With these so-called “valids” – the dominant majority – the film was a warning about the dangers in our technological advancement. As it turns out, we were probably being optimistic about the potential of genetics. Yet too few people seem to have got that message, and this kind of mistaken thinking about the links between genes and traits is having unsettling consequences of its own.
What we now know
When Gattaca was released four years before the first human genome sequence was completed in 2001, the technological aspects of the world it presented seemed a long way off. In fact, we are already almost there in the sense that the routine availability of everyone’s genetic code is very nearly a reality. But the ability to use this information to make predictions about a person’s abilities and personality is still science fiction, and will likely remain so for the foreseeable future.
This is not to deny that most human traits are influenced by our genetic makeup. Many human traits are highly heritable, which means a substantial proportion of their variation across a population is due to genetic variation. But for most traits – intelligence for instance – at least 20%-30% of the variation is non-genetic. Our traits can be affected by socioeconomic background or life experiences, for example, but also by less obvious events such as random fluctuations at the cellular level.
The process of building a human is complex on many levels. The trillions of cells which must organise themselves to build our bodies are themselves reliant on complex genetic processes. Each cell will not perfectly execute its genetic code, which is why identical twins don’t look or behave in exactly the same way. It’s also why our bodies are not completely symmetrical: the same genetic program is running in all of our cells, but chance events will shape the outcome in each case. This means there will never be a simple relationship between your genetics and your physical characteristics, personality or intelligence. This limits the accuracy of any genetic predictions we might try to make.
There are other limitations. To make meaningful predictions about an individual based on their genetic code, we would have to understand how each of the genetic variants that make them unique contribute to their overall physical and psychological characteristics. And unfortunately our main technique for investigating human genetics relies on studying genetic variation across populations, and it is hard to extrapolate these results to make predictions about individuals.
Worse still, we are finding that each person carries rare or unique genetic variants that have not been looked at in these population studies. This makes it harder to understand what contribution they might make to a given trait. Compounding this issue further is the fact that genetic variants can interact in ways that are hard to predict.
Despite all this, there are hundreds of examples in the popular press that give the impression that there is always a simple relationship between the gene and the trait it influences.

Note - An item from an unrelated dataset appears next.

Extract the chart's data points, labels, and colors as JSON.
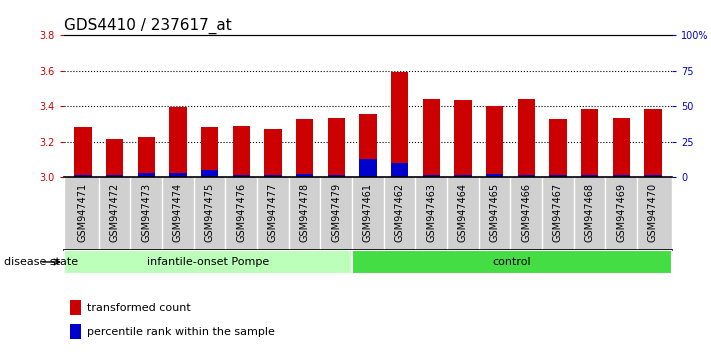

While these misinterpretations may be frustrating for a geneticist to read, they sometimes also have real-life impacts.
One of the most notorious examples is MAOA, aka the “warrior gene”. It has several variants, some of which are associated with aggression and antisocial behaviour. But the relationship between these variants and a person’s behaviour is not simple, and appears to depend on the person having a history of being abused as a child.
Having one of these variants doesn’t guarantee you will be aggressive: about one third of northern European men carry one such variant, and not all studies report an association with aggression. Nevertheless, this warrior gene has been used as a factor in multiple murder trials. In each case the defence has claimed that it predisposed the defendant to violence. In two of the cases the sentences were reduced as a result.
Genetics is also entering the political arena. In 2013 the then education secretary Michael Gove’s outgoing advisor Dominic Cummings wrote that the government needs to take genetics into account when formulating education policy. His view, that an individual child’s performance is mainly based on genetics, is another example of misapplying population-level studies to predicting individual performance.
This puts us in the strange situation of genetics affecting society in ways which are not supported by our current understanding of the science. Given we are fast approaching a time when we will each have access to our genetic code, we all need to get a clear understanding of the limits to what our genes can predict. It is otherwise hard to be confident that we will make sensible or rational decisions, either as individuals or as a society.
In Gattaca, the seductive certainty offered by genetic determinism ends up being cleverly undermined when Vincent (Ethan Hawke), one of the few people born outside the pre-selection process, proves more than a match for his genetically perfect peers. The film’s ultimate message is that DNA is not destiny – which is precisely what science is now increasingly backing up. This being the case, allowing ourselves to be misled by science fiction is both an unfortunate and strange state of affairs.